Beta blockers plus diuretic tied to lowest SBP in OSA patients

04 Feb 2021
Beta blockers plus diuretic tied to lowest SBP in OSA patients

Obstructive sleep apnoea (OSA) patients on antihypertension medication often have poorly controlled blood pressure (BP), reveals a study. Treatment with beta blockers alone or in combination with a diuretic appears to result in the lowest systolic (S)BP in this clinical cohort.

The authors analysed 5,818 hypertensive OSA patients (mean age, 58 years; body mass index, 33 kg/m2; apnoea hypopnea index, 34 events/h) receiving BP-lowering treatment in the European Sleep Apnea Database. They also classified medications (eg, beta blockers, diuretic, renin-angiotensin blocker [RAB], calcium channel blocker [CCB], and centrally acting antihypertensive [CAH]) according to the Anatomical Therapeutic Chemical code. Office BP was then compared in patients with monotherapy or combination therapy controlling for confounders.

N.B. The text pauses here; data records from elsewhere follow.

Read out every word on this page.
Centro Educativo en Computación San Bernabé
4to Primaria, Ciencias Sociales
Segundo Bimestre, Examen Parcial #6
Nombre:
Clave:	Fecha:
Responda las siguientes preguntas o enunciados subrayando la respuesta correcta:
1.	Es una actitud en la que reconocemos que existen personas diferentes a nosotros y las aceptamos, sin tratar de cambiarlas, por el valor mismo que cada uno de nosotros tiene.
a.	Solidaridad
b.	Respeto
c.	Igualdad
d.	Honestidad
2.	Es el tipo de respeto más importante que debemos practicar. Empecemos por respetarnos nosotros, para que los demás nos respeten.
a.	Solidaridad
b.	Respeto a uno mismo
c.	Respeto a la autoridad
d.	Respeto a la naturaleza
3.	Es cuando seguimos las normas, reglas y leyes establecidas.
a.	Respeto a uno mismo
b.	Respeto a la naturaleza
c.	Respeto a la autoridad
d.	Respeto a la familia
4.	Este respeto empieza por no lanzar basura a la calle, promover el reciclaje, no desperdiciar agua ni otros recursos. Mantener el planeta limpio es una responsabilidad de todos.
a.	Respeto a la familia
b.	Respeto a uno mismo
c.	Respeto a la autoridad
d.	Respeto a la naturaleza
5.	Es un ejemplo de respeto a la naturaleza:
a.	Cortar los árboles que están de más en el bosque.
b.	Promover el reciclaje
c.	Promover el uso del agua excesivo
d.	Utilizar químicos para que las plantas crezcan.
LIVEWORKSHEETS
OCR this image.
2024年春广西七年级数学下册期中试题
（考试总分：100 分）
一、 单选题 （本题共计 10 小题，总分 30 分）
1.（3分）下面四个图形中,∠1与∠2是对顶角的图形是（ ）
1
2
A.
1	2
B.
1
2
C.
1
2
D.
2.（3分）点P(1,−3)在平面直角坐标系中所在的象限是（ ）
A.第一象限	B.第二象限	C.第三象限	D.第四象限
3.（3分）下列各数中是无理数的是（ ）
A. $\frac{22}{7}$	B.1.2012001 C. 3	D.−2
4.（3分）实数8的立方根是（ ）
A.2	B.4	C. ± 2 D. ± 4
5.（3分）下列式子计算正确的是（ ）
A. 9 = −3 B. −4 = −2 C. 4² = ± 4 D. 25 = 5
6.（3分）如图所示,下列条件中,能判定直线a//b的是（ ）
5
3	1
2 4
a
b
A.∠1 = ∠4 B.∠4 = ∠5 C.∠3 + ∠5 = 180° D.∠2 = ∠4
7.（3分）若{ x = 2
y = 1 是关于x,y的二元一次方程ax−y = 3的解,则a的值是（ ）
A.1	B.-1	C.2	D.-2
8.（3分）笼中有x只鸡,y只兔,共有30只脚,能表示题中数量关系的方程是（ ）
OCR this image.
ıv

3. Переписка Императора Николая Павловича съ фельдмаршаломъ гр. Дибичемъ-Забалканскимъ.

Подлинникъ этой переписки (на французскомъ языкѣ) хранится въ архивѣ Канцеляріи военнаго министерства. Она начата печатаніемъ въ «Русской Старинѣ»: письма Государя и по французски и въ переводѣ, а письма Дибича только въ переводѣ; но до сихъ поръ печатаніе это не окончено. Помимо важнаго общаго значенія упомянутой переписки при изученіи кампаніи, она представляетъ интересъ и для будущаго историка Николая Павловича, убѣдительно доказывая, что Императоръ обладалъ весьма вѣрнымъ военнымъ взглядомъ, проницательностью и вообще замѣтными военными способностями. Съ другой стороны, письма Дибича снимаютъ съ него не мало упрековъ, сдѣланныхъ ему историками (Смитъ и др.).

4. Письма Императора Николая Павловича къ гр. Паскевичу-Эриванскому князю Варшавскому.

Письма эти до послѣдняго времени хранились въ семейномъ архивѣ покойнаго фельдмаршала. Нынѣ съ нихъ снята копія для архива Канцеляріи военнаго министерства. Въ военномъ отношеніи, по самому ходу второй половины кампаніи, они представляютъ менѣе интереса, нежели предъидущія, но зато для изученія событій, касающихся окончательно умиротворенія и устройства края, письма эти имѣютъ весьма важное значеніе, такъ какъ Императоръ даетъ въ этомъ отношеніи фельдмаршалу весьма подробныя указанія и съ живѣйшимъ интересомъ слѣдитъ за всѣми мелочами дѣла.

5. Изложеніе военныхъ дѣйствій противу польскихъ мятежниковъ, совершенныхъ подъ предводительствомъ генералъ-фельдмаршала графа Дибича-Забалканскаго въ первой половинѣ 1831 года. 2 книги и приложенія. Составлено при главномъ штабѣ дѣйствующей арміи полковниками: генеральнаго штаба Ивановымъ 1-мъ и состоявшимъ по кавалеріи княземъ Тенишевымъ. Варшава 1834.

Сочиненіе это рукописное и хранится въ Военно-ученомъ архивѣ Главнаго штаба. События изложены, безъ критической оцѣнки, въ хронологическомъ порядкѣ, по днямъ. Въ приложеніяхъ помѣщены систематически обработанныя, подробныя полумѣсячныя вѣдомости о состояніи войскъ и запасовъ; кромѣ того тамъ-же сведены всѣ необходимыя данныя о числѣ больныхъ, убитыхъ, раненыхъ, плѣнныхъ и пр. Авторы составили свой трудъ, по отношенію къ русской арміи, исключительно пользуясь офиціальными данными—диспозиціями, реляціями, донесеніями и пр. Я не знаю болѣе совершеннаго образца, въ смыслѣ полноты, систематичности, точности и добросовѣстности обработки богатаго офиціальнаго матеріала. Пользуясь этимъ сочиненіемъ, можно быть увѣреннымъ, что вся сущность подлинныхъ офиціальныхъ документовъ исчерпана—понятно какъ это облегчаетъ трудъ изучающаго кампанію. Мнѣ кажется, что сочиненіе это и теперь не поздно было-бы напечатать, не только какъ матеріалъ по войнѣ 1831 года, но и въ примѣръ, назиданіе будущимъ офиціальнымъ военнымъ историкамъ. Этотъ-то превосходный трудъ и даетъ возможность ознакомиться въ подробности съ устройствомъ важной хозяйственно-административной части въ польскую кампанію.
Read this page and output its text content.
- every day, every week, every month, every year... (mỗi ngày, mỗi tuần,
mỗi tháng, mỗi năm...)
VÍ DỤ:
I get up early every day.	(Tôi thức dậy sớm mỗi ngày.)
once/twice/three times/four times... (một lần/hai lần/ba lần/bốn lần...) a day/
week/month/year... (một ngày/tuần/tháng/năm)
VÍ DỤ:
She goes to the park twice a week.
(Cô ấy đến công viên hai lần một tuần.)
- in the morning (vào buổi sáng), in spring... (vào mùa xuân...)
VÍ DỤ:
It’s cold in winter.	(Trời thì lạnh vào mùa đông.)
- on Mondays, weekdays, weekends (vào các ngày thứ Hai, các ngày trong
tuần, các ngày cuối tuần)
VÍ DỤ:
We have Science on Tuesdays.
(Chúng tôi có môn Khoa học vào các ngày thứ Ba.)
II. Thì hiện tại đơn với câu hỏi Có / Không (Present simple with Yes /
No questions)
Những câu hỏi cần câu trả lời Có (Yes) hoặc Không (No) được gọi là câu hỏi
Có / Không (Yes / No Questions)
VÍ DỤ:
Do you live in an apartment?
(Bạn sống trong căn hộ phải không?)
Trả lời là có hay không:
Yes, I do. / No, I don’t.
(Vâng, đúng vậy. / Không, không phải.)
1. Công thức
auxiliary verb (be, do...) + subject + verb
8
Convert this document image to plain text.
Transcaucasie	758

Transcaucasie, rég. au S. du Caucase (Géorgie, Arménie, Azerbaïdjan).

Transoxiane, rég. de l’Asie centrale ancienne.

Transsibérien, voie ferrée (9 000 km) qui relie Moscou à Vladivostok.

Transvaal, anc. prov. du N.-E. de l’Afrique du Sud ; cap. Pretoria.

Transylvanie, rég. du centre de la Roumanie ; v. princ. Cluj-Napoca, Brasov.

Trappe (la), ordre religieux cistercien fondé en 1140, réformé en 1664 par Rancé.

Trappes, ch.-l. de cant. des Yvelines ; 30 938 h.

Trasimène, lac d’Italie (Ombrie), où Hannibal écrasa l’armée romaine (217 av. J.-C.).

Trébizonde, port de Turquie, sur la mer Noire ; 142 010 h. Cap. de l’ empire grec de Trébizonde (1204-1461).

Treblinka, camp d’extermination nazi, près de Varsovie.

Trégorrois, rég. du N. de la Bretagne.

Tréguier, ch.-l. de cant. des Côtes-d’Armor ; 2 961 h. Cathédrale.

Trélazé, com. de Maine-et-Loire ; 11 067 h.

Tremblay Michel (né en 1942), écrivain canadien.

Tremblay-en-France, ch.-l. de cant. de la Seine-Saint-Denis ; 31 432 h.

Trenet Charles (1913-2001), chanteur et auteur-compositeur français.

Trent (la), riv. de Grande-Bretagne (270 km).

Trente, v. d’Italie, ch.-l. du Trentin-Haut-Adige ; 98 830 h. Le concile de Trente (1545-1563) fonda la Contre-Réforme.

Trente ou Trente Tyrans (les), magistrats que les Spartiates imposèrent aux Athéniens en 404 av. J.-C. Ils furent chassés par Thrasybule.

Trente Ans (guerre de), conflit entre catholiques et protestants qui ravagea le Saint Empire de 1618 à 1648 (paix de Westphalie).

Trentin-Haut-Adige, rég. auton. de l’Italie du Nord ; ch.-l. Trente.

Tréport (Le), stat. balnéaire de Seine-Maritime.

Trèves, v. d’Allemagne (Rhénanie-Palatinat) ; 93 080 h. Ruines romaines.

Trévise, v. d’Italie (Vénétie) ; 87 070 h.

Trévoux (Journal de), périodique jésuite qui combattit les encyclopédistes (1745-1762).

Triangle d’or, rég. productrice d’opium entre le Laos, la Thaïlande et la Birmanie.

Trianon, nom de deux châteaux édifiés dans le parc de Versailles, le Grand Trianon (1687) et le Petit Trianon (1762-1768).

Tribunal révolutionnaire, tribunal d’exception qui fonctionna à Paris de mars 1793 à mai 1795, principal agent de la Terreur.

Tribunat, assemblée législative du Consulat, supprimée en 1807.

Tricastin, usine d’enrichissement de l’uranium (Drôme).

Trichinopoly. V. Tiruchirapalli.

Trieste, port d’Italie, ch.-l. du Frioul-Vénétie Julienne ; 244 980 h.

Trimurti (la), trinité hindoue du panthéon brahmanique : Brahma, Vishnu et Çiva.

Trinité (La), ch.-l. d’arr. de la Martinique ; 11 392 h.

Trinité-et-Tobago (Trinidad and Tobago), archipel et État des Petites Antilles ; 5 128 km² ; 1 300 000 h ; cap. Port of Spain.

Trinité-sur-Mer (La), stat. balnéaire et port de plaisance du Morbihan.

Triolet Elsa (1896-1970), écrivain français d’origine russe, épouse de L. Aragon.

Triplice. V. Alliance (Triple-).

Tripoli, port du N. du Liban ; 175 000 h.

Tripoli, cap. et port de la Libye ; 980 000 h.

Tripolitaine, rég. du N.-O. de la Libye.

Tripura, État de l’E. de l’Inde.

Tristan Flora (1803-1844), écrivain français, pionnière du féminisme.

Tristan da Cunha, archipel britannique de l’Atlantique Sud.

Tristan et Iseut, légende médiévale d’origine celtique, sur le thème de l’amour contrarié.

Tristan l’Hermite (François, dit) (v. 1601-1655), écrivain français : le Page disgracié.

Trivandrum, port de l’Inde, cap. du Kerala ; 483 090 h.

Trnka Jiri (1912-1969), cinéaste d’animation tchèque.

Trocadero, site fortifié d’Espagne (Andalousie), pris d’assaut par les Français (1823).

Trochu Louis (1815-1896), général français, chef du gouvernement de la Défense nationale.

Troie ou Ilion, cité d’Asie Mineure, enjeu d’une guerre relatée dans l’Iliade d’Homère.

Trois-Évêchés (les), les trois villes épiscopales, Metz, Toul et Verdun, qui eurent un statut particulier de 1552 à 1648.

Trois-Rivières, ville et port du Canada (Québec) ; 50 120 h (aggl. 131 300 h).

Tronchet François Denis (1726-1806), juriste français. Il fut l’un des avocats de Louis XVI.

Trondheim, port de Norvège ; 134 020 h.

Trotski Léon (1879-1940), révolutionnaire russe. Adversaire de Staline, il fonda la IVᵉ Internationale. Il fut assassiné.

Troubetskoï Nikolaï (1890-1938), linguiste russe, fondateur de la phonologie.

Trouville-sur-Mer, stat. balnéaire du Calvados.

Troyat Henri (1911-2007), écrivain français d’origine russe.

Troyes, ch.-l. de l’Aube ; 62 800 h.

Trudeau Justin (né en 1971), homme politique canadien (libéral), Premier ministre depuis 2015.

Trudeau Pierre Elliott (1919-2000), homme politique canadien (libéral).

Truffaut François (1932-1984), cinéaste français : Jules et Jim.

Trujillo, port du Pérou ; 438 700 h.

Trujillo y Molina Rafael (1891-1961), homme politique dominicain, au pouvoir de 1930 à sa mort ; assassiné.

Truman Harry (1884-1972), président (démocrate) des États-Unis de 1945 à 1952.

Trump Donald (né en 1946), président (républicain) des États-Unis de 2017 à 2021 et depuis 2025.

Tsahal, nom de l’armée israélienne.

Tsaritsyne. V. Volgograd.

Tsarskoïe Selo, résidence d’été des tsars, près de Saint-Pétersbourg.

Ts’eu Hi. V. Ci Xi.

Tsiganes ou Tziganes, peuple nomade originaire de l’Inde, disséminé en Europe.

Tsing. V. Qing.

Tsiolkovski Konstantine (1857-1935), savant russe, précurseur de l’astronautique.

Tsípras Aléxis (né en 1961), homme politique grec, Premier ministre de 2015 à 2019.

Of the patients, 66 percent had poorly controlled SBP according to the ESC/ESH guidelines. Those on monotherapy with RAB, CCB, or CAH had 2.2- (95 percent confidence interval [CI], 1.04–3.0; p=0.007), 3.0- (95 percent CI, 1.9–4.1; p=0.008), and 3.0-mm Hg (95 percent CI, 1.7–4.7; p=0.017) higher SBP, respectively, than those on beta blockers.

Among patients receiving a combination of two antihypertensive drugs, SBP was 5.5- (95 percent CI, 4.0–7.1; p<0.001), 5.1- (95 percent CI, 3.7–6.6; p<0.001), 4.3- (95 percent CI, 2.5–6.1; p=0.018), and 3.1-mm Hg (95 percent CI, 1.6–4.6; p=0.036) higher than those on beta blocker–diuretic combination.

“Arterial hypertension is highly prevalent and difficult to control in patients with OSA,” the authors said. “High sympathoadrenergic activity is a hallmark physiological phenomenon in OSA.”